Greece will not make €300m IMF payment on Friday
IMF confirms Greece plans to pay all €1.6bn June payments at end of month
Greek Prime Minister Alexis Tsipras will address the Greek parliament on Friday on the latest developments in the bailout negotiations. Photograph: Kostas Tsironis/Bloomberg
Greece will not make its €300 million to the IMF on Friday, but is instead proposing to pay its four instalments due to the Washington-based fund in one payment at the end of this month.
The IMF this evening confirmed the Greek authorities had informed the institution that it plans to bundle the country’s June payments into one, which is due on June 30th.
The deployment of a rarely-used but legal practice may buy Greece time as it struggles to agree a new reform deal with lenders. But it also indicates the country’s precarious financial position.
Greece was last month forced to tap its own reserves at the IMF to meet a €750 million payment. The last debtor country to bundle payments to the IMF was Zambia in the 1970s.
Friday’s payment of approximately €300 million is the first of four repayments totalling €1.6 billion due to the IMF this month.
More than four months after the election of a Syriza-led government in Athens, the Greek government is under pressure to unlock up to €7.2 billion in bailout funds due to it under its second bailout as it faces a crash-crunch. It has been unable to strike a deal with creditors on a new reform package.
Greek Prime Minister Alexis Tsipras will address the Greek parliament on Friday on the latest developments in the bailout negotiations, amid increasing signs that he is facing a backlash from within his own party over the reform deal on offer from lenders.
After negotiations between the Greek Prime Minister and European Commission president Jean-Claude Juncker and the head of the eurogroup Jeroen Dijsselbloem ended without agreement early this morning in Brussels, Mr Tsipras is expected to brief his cabinet tomorrow morning on the latest bailout discussions before addressing the Parliament at 6 pm local time.
With both sides in the negotiations issuing counter-proposals this week outlining suggested reform measures, a key area of contention remains pension reform.
Leaked copies of a five-page report presented by Mr Juncker to the Greek Prime Minister on Wednesday night show that Greece’s international lenders want Greece to impose further pension reforms equating to savings of 1 per cent of GDP. This includes controversial proposals to cut a subsidy paid to poorer pensioners and raise the retirement age to 67.

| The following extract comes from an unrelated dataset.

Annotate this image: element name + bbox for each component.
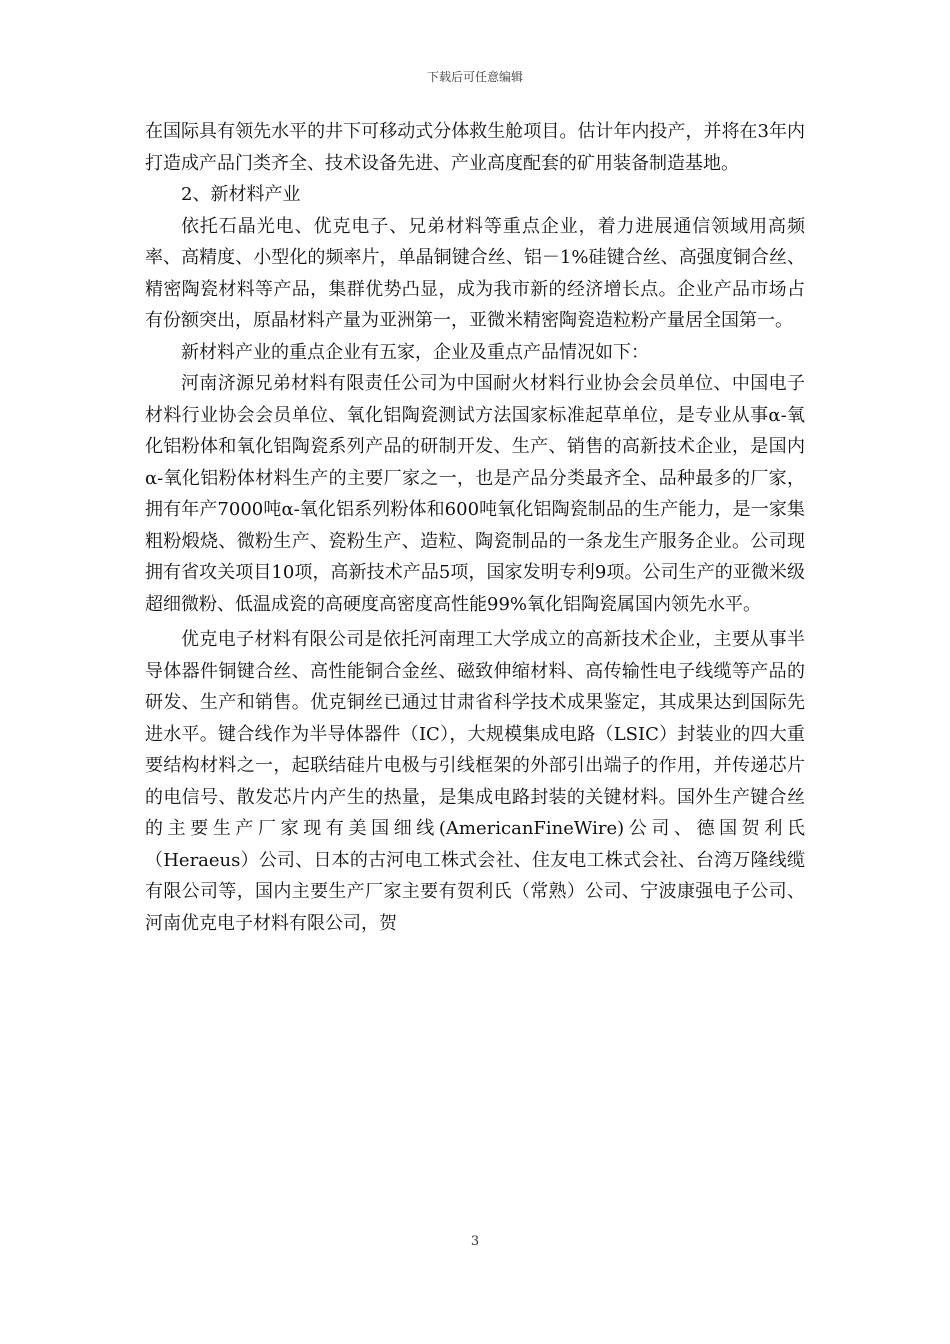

It also proposes the introduction of a 23 per cent standard VAT rate, eliminating various exemptions, and rules out any reversal of previously-implemented labour market reforms.
The creditors’ proposal does make concessions in terms of Greece’s primary surplus target, however, proposing a primary surplus of 1 per cent this year, gradually rising to 3.5 per cent in 2018.
But while the Greek proposal is understood to have offered higher-than-expected targets for the primary surplus, this could indicate that Athens is unwilling to compromise in other areas, including pension reform.
In a sign of the resistance Mr Tsipras is likely to face from within his own party to the new reform proposal, Greece’s economy minister Euclid Tsakalotos, the chief negotiator with the creditors, told Channel 4 news he was “shocked” by what he described as the ultimatum issued by Mr Juncker and Mr Dijsselbloem on Wednesday night.
Amid fears that Greece’s next hurdle could be a political crisis or general election as Prime Minister Tsipras seeks to secure political support from the Government, finance minister Yanis Varoufakis appeared to play down the need for an agreement in the next few days, telling Sky News that, “objectively speaking”, Greece has until June 30th to come up with a deal. The finance minister declined to specify when the country may run out of cash.
Opposition leader Antonis Samaras urged Mr Tsipras not to call a general election and instead seek a national consensus on the reform plan.
In a sign of the German chancellor’s willingness to accelerate discussions, Chancellor Merkel convened a meeting on Greece on Monday night which was attended by French president Francois Hollande and the heads of the IMF, ECB and the European Commission.
Speaking in Brussels yesterday, European Commission President Jean-Claude Juncker said that “some progress” had been made at Wednesday night’s meeting with Mr Tsipras but it was “not sufficient.”
Exiting the meeting in Brussels on Thursday morning, Mr Tsipras said he believed an agreement was “in sight.”
“We are very close to an agreement on the primary surplus. That means all sides agree to go further without tough austerity measures of the past,” he said, though he ruled out scrapping the income supplement for low-paid pensions and the proposed changes to the VAT system.